Altra svolta nel 2008, con l’inizio dei Viaggi della memoria, pullman e pullman di studenti che si recano sui luoghi dei memoriali, negli ex campi di sterminio e di concentramento, per vedere con i loro occhi ciò che è stato e che è difficile raccontare solo con le parole. Nel frattempo si incrementava il lavoro di ricerca da parte degli storici collaboratori dell’ente, e venivano pubblicati volumi di testimonianza diretta, fra i quali La Storia della Resistenza Armata nel Parmense di Leonardo Tarantini, comandante partigiano e presidente Anpi.
Il resto è storia recente. Dal 2014 a oggi sono state date alle stampe nella collana «Vite Ritrovate»: 9 biografie di persone che hanno svolto ruoli importanti nella lotta antifascista, e dal 2018 sono usciti 8 numeri della collana Riflessi (editore Mup) di studi e ricerche sulla storia del Novecento parmense.

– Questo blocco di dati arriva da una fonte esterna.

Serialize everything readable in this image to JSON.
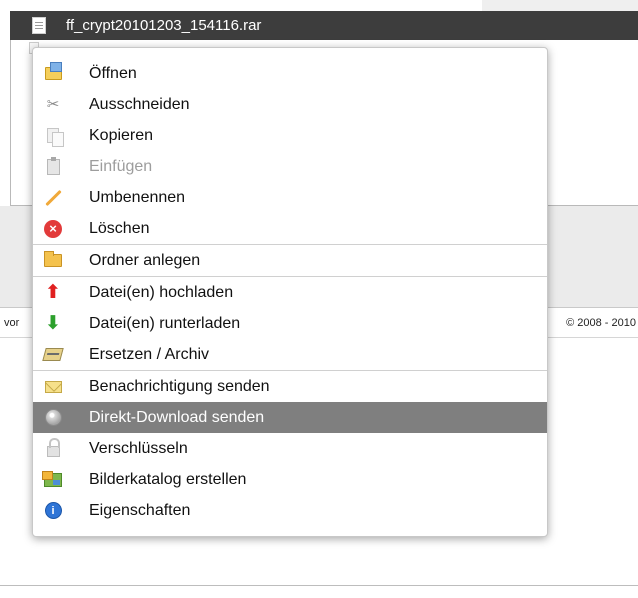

«La nostra carta vincente - precisa ancora Minardi -è stata fin dalle origini la capacità di interagire con le istituzioni, in particolare gli enti locali, Regione e Comune, con il supporto della Provincia, e con l’associazionismo, con uno sguardo sempre più puntato verso la scuola e i giovani. Se l’Isrec esiste è perché le istituzioni gli hanno riconosciuto un ruolo».
L’Istituto oggi possiede una biblioteca con 10.000 volumi, un archivio che custodisce le carte delle Brigate Partigiane, i fondi del Cln, le raccolte della Gazzetta di Parma degli anni 1945-46, gli Archivi di Giacomo Ferrari, Dante Gorreri, quelli provenienti da don Giuseppe Cavalli e Democrazia Cristiana (ricevuti in custodia dall’associazione Il Borgo), quelli di Associazione Mazziniana (afferente al Pri), Fondazione Arta (di provenienza Pci) e Associazione Nazionale Reduci dalla Prigionia. Negli ultimi anni si sta lavorando alacremente sulla digitalizzazione, con la creazione di siti dedicati e di banche dati, fra le quali i ruolini dei partigiani parmensi, ma anche gli inventari e i documenti «fragili», per preservare gli originali. «In questo periodo - racconta Minardi - stiamo lavorando per l’80° anniversario del triennio della Resistenza, l’ultimo progetto realizzato è stato quello della mostra sui militari italiani nei lager tedeschi, allestita nell’Ape Museo, che ha avuto riscontri importanti anche oltre i confini ducali».